I know every gray cloud comes with a silver lining, but what about the big white cotton ball clouds -- those poofs of meteorological perfection bouncing rays of sunshine off their creamy dollops of contentment? Do you think they have any bad parts? And come to mention it, have you ever stopped to notice how the most amazing little weeds sprout between the cracks in the pavement? Okay, I gave it away. I'm in love. Issue 3 of The Escapists came out this month, and well...I'm all gushy 'n' stuff.
The Escapists is the latest in the line of comic book spin-offs inspired by Bay Area writer Michael Chabon's The Amazing Adventures of Kavalier & Clay. Very basically, the story follows Joe Kavalier and Sam Clay as they create a successful comic book character, The Escapist, who saves the day thwarting crime in the 1940's. Since this beautiful novel landed on the scene, many modern day comics artists and writers have taken up this fictional world and published the Escapists books they think Kavalier & Clay would have created.

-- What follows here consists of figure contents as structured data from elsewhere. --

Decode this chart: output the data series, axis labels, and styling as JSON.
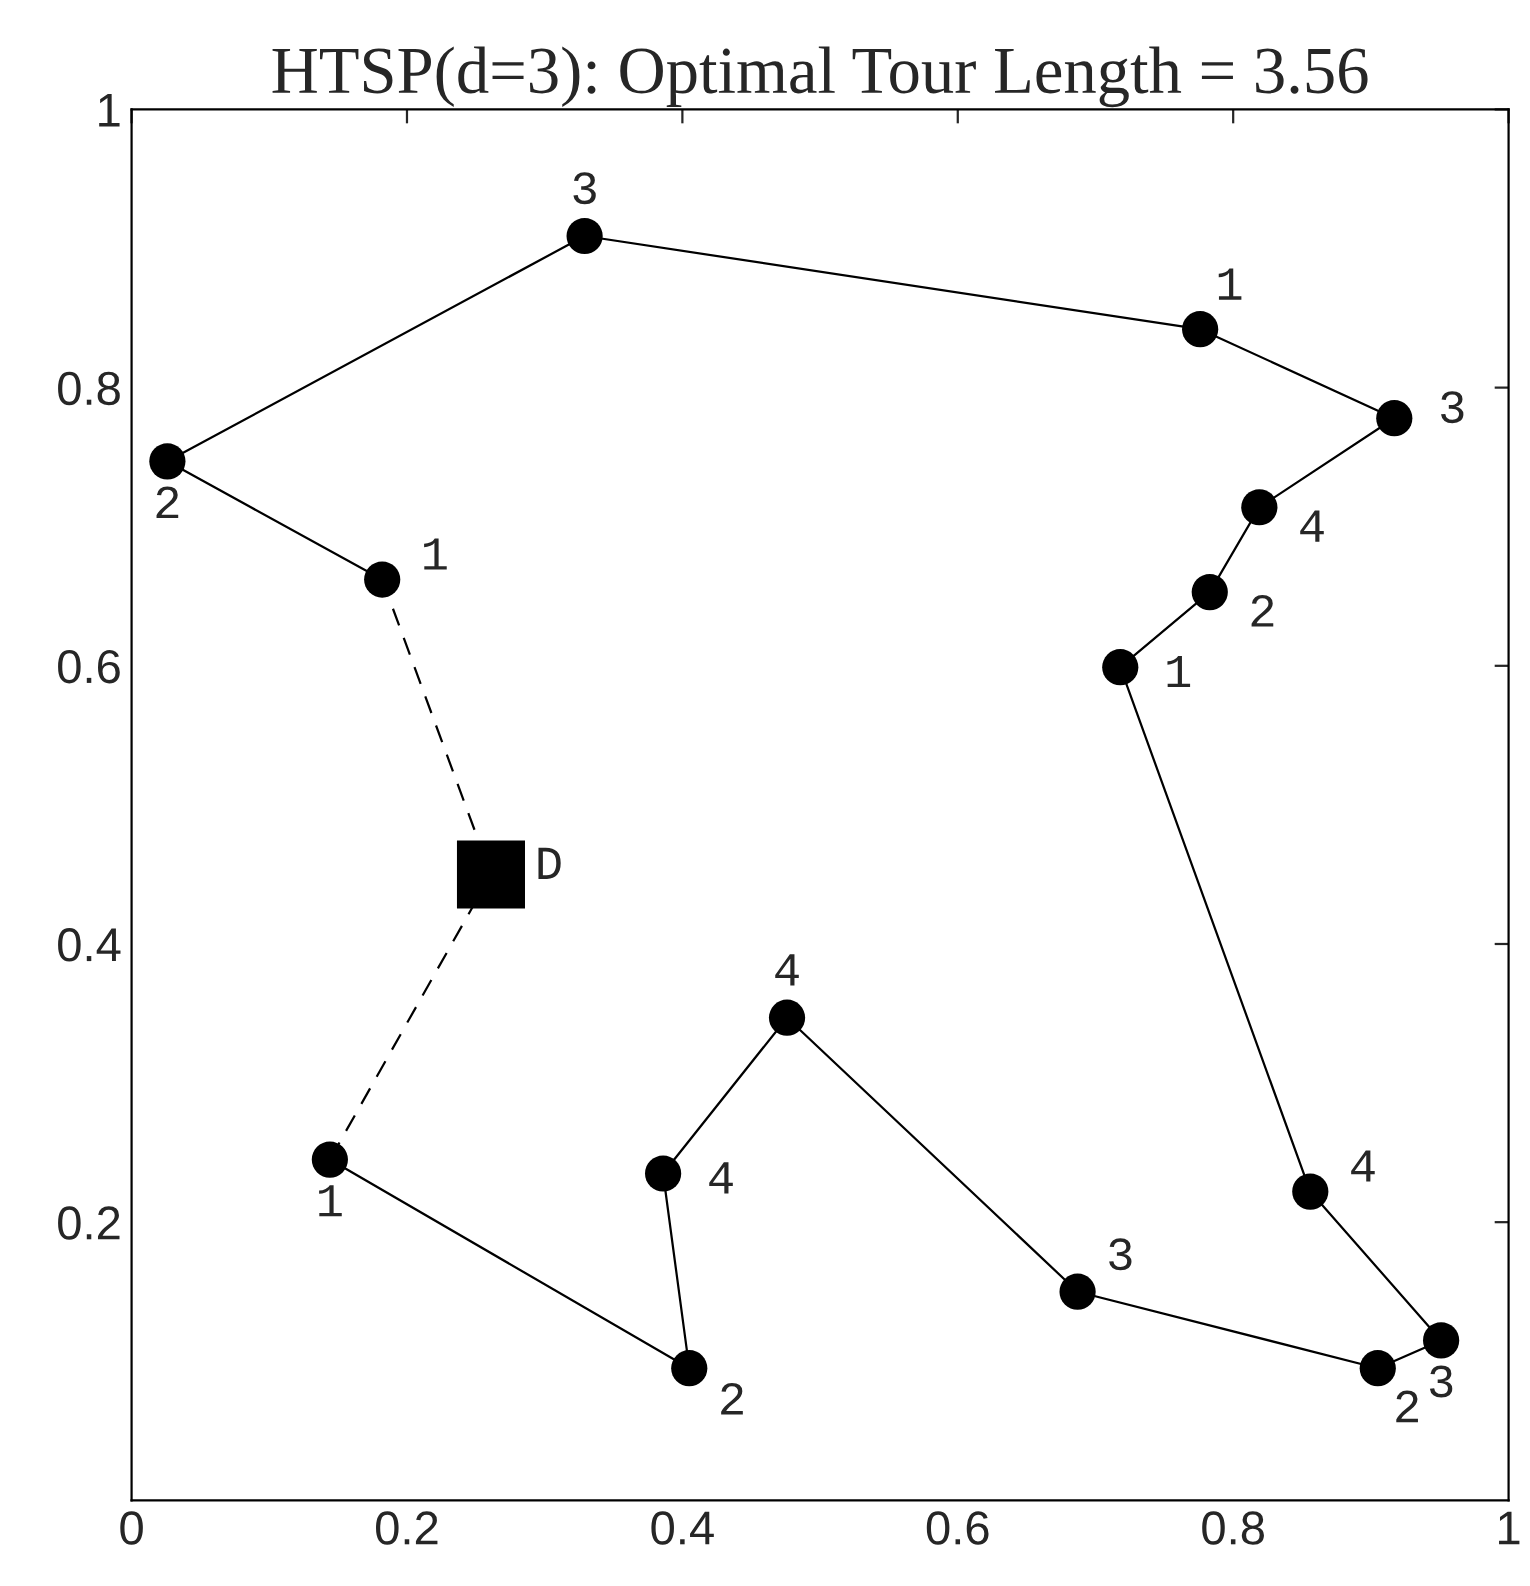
{
  "chart_data": {
    "type": "scatter",
    "title": "HTSP(d=3): Optimal Tour Length = 3.56",
    "xlim": [
      0,
      1
    ],
    "ylim": [
      0,
      1
    ],
    "xticks": [
      0,
      0.2,
      0.4,
      0.6,
      0.8,
      1
    ],
    "yticks": [
      0.2,
      0.4,
      0.6,
      0.8,
      1
    ],
    "grid": false,
    "legend": false,
    "series": [
      {
        "type": "line",
        "color": "#000000",
        "line_style": "solid",
        "marker": "none",
        "x": [
          0.182,
          0.026,
          0.329,
          0.776,
          0.917,
          0.819,
          0.783,
          0.718,
          0.856,
          0.951,
          0.905,
          0.687,
          0.476,
          0.386,
          0.405,
          0.144
        ],
        "values": [
          0.662,
          0.747,
          0.909,
          0.842,
          0.778,
          0.714,
          0.653,
          0.599,
          0.222,
          0.115,
          0.095,
          0.15,
          0.347,
          0.235,
          0.095,
          0.245
        ]
      },
      {
        "type": "line",
        "color": "#000000",
        "line_style": "dashed",
        "marker": "none",
        "x": [
          0.182,
          0.261,
          0.144
        ],
        "values": [
          0.662,
          0.45,
          0.245
        ]
      },
      {
        "color": "#000000",
        "marker": "circle",
        "x": [
          0.182,
          0.026,
          0.329,
          0.776,
          0.917,
          0.819,
          0.783,
          0.718,
          0.856,
          0.951,
          0.905,
          0.687,
          0.476,
          0.386,
          0.405,
          0.144
        ],
        "values": [
          0.662,
          0.747,
          0.909,
          0.842,
          0.778,
          0.714,
          0.653,
          0.599,
          0.222,
          0.115,
          0.095,
          0.15,
          0.347,
          0.235,
          0.095,
          0.245
        ]
      },
      {
        "color": "#000000",
        "marker": "square",
        "x": [
          0.261
        ],
        "values": [
          0.45
        ]
      }
    ],
    "annotations": [
      {
        "text": "1",
        "x": 0.182,
        "y": 0.662
      },
      {
        "text": "2",
        "x": 0.026,
        "y": 0.747
      },
      {
        "text": "3",
        "x": 0.329,
        "y": 0.909
      },
      {
        "text": "1",
        "x": 0.776,
        "y": 0.842
      },
      {
        "text": "3",
        "x": 0.917,
        "y": 0.778
      },
      {
        "text": "4",
        "x": 0.819,
        "y": 0.714
      },
      {
        "text": "2",
        "x": 0.783,
        "y": 0.653
      },
      {
        "text": "1",
        "x": 0.718,
        "y": 0.599
      },
      {
        "text": "4",
        "x": 0.856,
        "y": 0.222
      },
      {
        "text": "3",
        "x": 0.951,
        "y": 0.115
      },
      {
        "text": "2",
        "x": 0.905,
        "y": 0.095
      },
      {
        "text": "3",
        "x": 0.687,
        "y": 0.15
      },
      {
        "text": "4",
        "x": 0.476,
        "y": 0.347
      },
      {
        "text": "4",
        "x": 0.386,
        "y": 0.235
      },
      {
        "text": "2",
        "x": 0.405,
        "y": 0.095
      },
      {
        "text": "1",
        "x": 0.144,
        "y": 0.245
      },
      {
        "text": "D",
        "x": 0.261,
        "y": 0.45
      }
    ]
  }
}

The result has yielded a stack of comics with fake 1940's publication dates (including bylines for Joe Kavalier and Sam Clay), creating a REAL collection of this fictional title. Being a huge fan of the novel, I was excited to see The Escapist come to life, but the problem was that the character's premise was never really that dynamic. There is a nice nostalgic camp to The Escapist's exploits, fighting Nazis, infiltrating secret societies and tangling with beguiling, but it is a solidly one-dimensional pull. Beyond just wanting to spend a little more time in the Kavalier & Clay world, there was little modern pizzazz to these Escapist incarnations.
For me, the longing pause I give to my tattered copy of Kavalier & Clay whenever I pass it in my bookcase isn't because I wish I could pick up a copy of a fictional comic -- it's because I deeply miss spending time with Joe and Sam, the fictional creators of that comic. Therein lies the thrill of the new Escapists -- it acknowledges the glossy appeal of its crime-fighting superhero namesake, while elevating the meaning of the character back up to the delicious metaphor for creativity that it was meant to be.

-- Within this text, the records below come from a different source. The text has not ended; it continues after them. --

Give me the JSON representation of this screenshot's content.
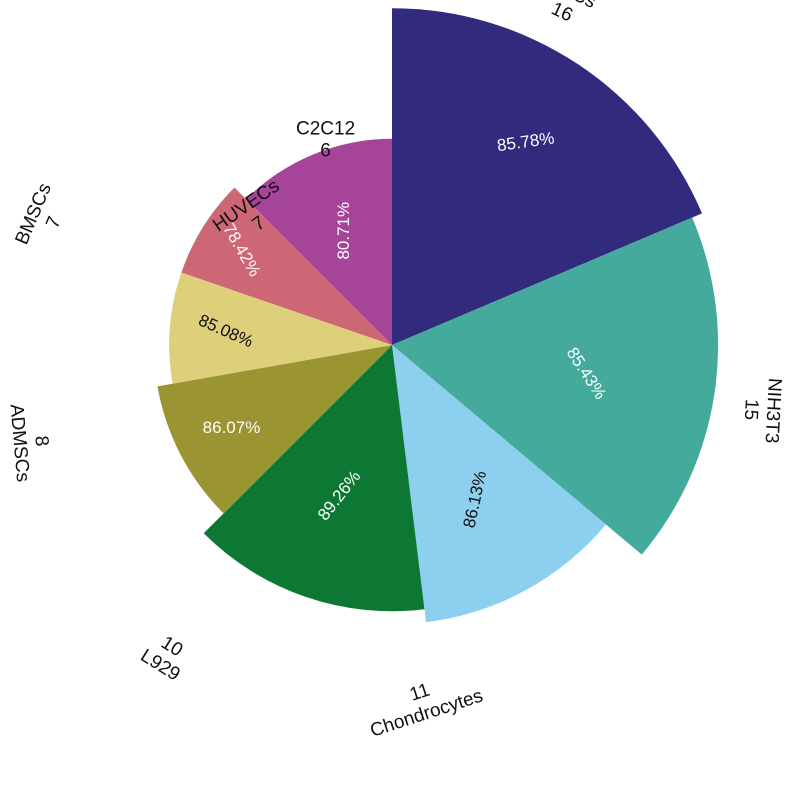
{
  "chart_data": {
    "type": "polar-area",
    "title": "",
    "sectors": [
      {
        "name": "MSCs",
        "count": 16,
        "value": "85.78%",
        "color": "#312a7d"
      },
      {
        "name": "NIH3T3",
        "count": 15,
        "value": "85.43%",
        "color": "#43aa9c"
      },
      {
        "name": "Chondrocytes",
        "count": 11,
        "value": "86.13%",
        "color": "#8ccfef"
      },
      {
        "name": "L929",
        "count": 10,
        "value": "89.26%",
        "color": "#0c7833"
      },
      {
        "name": "ADMSCs",
        "count": 8,
        "value": "86.07%",
        "color": "#9a9532"
      },
      {
        "name": "BMSCs",
        "count": 7,
        "value": "85.08%",
        "color": "#decf7b"
      },
      {
        "name": "HUVECs",
        "count": 7,
        "value": "78.42%",
        "color": "#cd6775"
      },
      {
        "name": "C2C12",
        "count": 6,
        "value": "80.71%",
        "color": "#a6449a"
      }
    ]
  }
}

Basically, The Escapists is set in the modern day, with the conceit that Kavalier and Clay actually existed, and so did their comics handiwork. 20-something outsider Maxwell Roth finds himself orphaned in Issue 1, while also discovering that his late father was a rabid fan of the now-forgotten Escapist hero. Max then uses his inheritance to purchase the rights to the character, blow the dust off the idea, and enlist a team of writers and illustrators to help him revamp and renew the title. His partners are Case Weaver, an illustrator with moxie and talent to burn, and Denny Jones, a beefy jock with a knack for lettering and sticking up for his gawky pal.
Following all of this comics-within-a-comic metafiction business? Good. Believe me, it's worth it. Writer Brian K. Vaughan (he's real, by the way), imbues his characters with snappy dialogue and sincere motivations that keep the story exciting and relatable. In Issue 2, the gang deploys guerilla marketing to get the word out for their broke enterprise by outfitting the strapping Denny in an Escapist suit and staging random publicity stunts. Of course, things don't go exactly as planned, including when the coveted first review turns out to be negative. There's a romance element building between Max and Case, and the coming of yet more use of our postmodern prefix when metaphysical coincidences start to take place whenever Denny puts on the Escapist suit.

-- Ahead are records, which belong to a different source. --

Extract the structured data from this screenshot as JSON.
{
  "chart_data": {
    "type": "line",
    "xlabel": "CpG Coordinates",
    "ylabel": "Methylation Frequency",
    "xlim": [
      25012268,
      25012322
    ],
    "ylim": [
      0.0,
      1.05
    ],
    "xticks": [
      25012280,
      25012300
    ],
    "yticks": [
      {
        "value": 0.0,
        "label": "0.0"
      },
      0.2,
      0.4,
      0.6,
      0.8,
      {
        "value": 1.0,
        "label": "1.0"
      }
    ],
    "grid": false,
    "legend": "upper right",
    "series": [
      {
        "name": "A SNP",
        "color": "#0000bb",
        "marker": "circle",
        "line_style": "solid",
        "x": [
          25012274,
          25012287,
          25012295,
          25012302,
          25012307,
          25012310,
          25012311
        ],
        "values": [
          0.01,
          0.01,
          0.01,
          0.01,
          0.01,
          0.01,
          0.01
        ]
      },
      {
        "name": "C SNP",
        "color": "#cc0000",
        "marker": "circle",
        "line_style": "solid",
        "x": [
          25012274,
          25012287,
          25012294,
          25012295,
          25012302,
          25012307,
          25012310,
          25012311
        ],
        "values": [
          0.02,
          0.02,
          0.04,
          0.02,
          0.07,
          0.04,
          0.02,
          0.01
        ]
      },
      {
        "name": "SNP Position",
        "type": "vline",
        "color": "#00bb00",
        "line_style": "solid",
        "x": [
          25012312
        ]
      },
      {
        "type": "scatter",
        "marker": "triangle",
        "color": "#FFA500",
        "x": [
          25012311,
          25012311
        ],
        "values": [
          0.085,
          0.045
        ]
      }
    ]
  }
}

And all this conceptual derring do doesn't stop with the art, either. The comic volleys between two distinct visual styles to tell the story -- the cartoony, modern polish used to depict Max's life, and the edgy, painterly pages inserted from Max's comic. Steve Rolston (real, too) draws the traditional narrative in Issues 2 and 3, and his casual yet complete style, and knack for impactful facial expressions fits perfectly with the idea of a group of young idealists working together on a labor of love. Jason S. Alexander (real person) contributes the pages ostensibly drawn by the fictional Case Weaver. Alexander's style is dark, raw, and sketchy -- the perfect contrast to Rolston's rounded figures and pop colors. The attitude expressed by Alexander is a seamless extension of Case's sass and impulsiveness. Better yet, the new Escapists seems to have learned from the mistakes of earlier adaptations, and provides a clever device for jazzing up its depiction of The Escapist in action with more than musty superhero shtick.
The Amazing Adventures of Kavalier & Clay truly tapped into the imaginations of its readers -- inspiring everything from faux-historical research, loving tributes from comics' heavyweights, and even a subplot on The O.C.. But no spin-off has captured the excitement and emotion of the novel more fully, and with more dazzling craft than The Escapists, Seth Cohen's dimpled wisecracks notwithstanding. Reframing the adaptation to focus again on the creators, rather than their creation, brings back the dewy charm of following likeable characters as they struggle towards a goal. Like the 600-plus page tome from whence they came, I could just go on and on about these books, but I'm afraid I'm going to have to stop there. You see, I have a hot date with Issue 4 coming up, and gee whiz, I think it could be serious.